BAŞKAN - Buyurun, toparlayın.
GÜLÜSTAN KILIÇ KOÇYİĞİT (Kars) - Sizin "terörsüz Türkiye" dediğiniz, kayyum Türkiyesi mi? Sizin "terörsüz Türkiye" dediğiniz, tek sesli Türkiye mi? Sizin "terörsüz Türkiye" dediğiniz, bütün muhalefeti sindirmek mi, cezaevine koymak mı, yerel yönetimleri yok etmek mi, muhaliflerin elindeki belediyelere çökmek mi, yandaşlara yeni kaynaklar yaratmak mı, halkın haber alma hakkını gasbetmek mi, gazetecileri susturup cezaevine atmak mı, Rojava'da sivilleri bombalamak mı, Kürt'ün başına bomba atmak mı, Kürt'ün iradesini çalmak mı, önlem almayıp Bolu'da insanları öldürmek mi göz göre göre? Nedir sizin Türkiye hedefiniz ya? Depremde 100 bin insanı öldürürsünüz; Aladağ'da yangında insanlar öldürürsünüz; yetmez, gidersiniz, kayyum atar, halkın iradesini çalarsınız. Siz nesiniz ya, ne garabet bir iktidarsınız siz! Kimsiniz siz, kimsiniz! Halkın iradesini çalmaya nasıl cüret edersiniz?
(Mikrofon otomatik cihaz tarafından kapatıldı)
LATİF SELVİ (Konya) - Siz kimsiniz?
SALİHE AYDENİZ (Mardin) - Tanımadığın halk, bilmediğin halk. Halkı tanıyor musun?
ÇİÇEK OTLU (İstanbul) - Biz halkız.
GÜLÜSTAN KILIÇ KOÇYİĞİT (Kars) - Böyle olamaz, böyle olamaz, kabul etmiyoruz. Ve Türkiye halklarına çağrı yapıyorum: Bu ülkede yaşayan...
Tamamlayacağım Sayın Başkanım, son.
BAŞKAN - Peki, buyurun, tamamlayın.
GÜLÜSTAN KILIÇ KOÇYİĞİT (Kars) - Bu ülkede yaşayan, bu ülkenin demokrasisi için, barışı için, geleceği için yüreğinde zerre kadar düşünce taşıyan, bu ülkeyi seven her bir yurttaşa çağrı yapıyorum: Bugün AKP iktidarına karşı birleşmek, mücadele etmek dinen ibadettir, hukuken meşrudur; çok açık ve net, başka bir yolu yok. Size karşı, bugün en büyük zulme karşı yan yana gelmek, kol kola durmak, direnmek ve bu zulüm iktidarını yıkmak bizim en temel görevimizdir.
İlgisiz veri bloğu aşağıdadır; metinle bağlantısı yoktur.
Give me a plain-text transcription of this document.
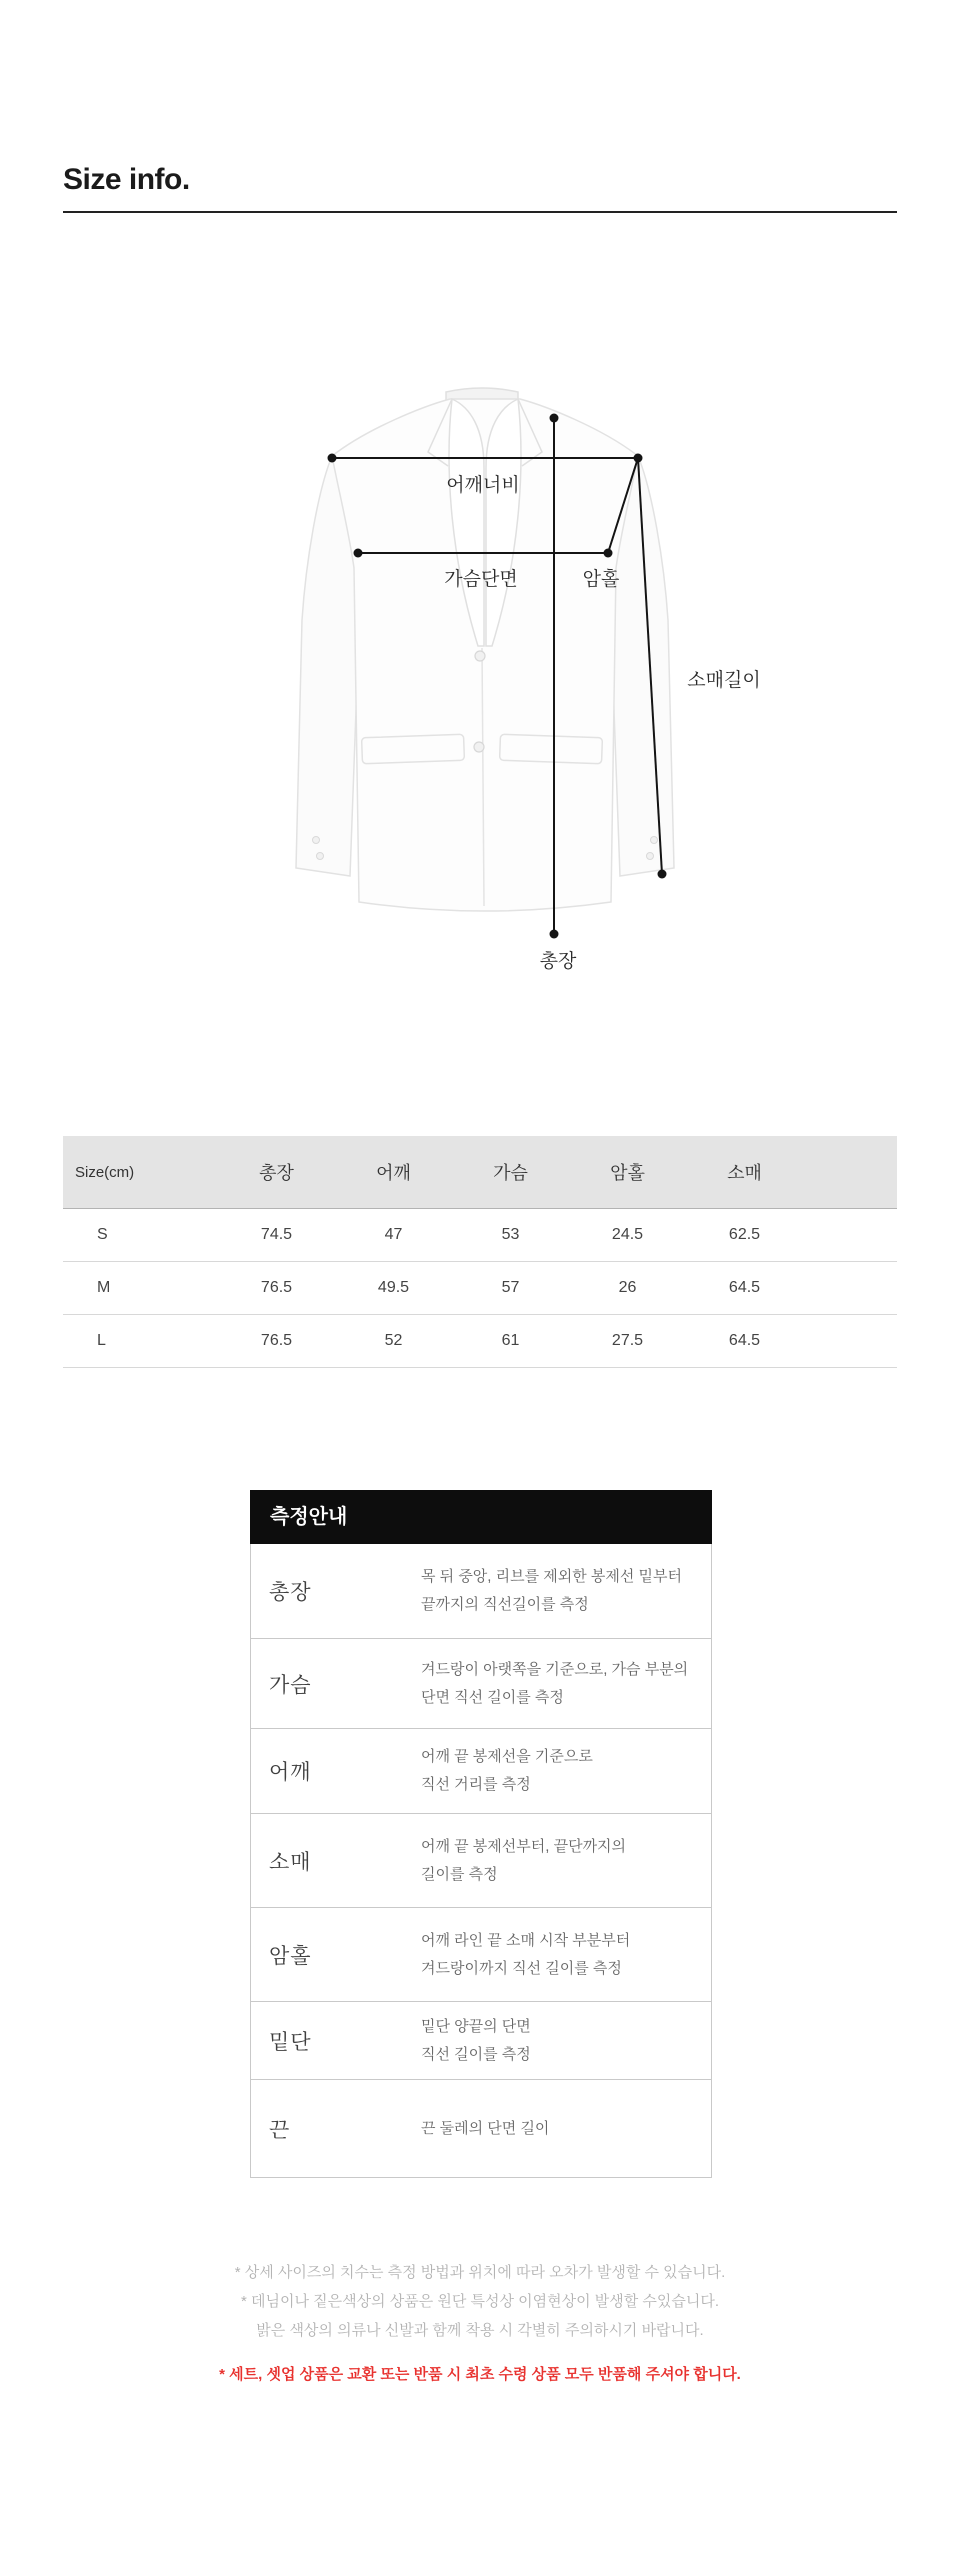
Size info.
어깨너비
가슴단면	암홀
소매길이
총장
Size(cm)	총장	어깨	가슴	암홀	소매	
S	74.5	47	53	24.5	62.5	
M	76.5	49.5	57	26	64.5	
L	76.5	52	61	27.5	64.5	
측정안내
총장
목 뒤 중앙, 리브를 제외한 봉제선 밑부터
끝까지의 직선길이를 측정
가슴
겨드랑이 아랫쪽을 기준으로, 가슴 부분의
단면 직선 길이를 측정
어깨
어깨 끝 봉제선을 기준으로
직선 거리를 측정
소매
어깨 끝 봉제선부터, 끝단까지의
길이를 측정
암홀
어깨 라인 끝 소매 시작 부분부터
겨드랑이까지 직선 길이를 측정
밑단
밑단 양끝의 단면
직선 길이를 측정
끈	끈 둘레의 단면 길이
* 상세 사이즈의 치수는 측정 방법과 위치에 따라 오차가 발생할 수 있습니다.
* 데님이나 짙은색상의 상품은 원단 특성상 이염현상이 발생할 수있습니다.
밝은 색상의 의류나 신발과 함께 착용 시 각별히 주의하시기 바랍니다.
* 세트, 셋업 상품은 교환 또는 반품 시 최초 수령 상품 모두 반품해 주셔야 합니다.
Meşru mücadeleye, meşru, demokratik, barışçıl mücadele hattına bütün Türkiye halklarını davet ediyoruz; yan yana duracağız ve sizin bu ceberut iktidarınızı yıkacağız, altında kalacaksınız, o kayyumlarınızla beraber tarihin çöp sepetine gideceksiniz.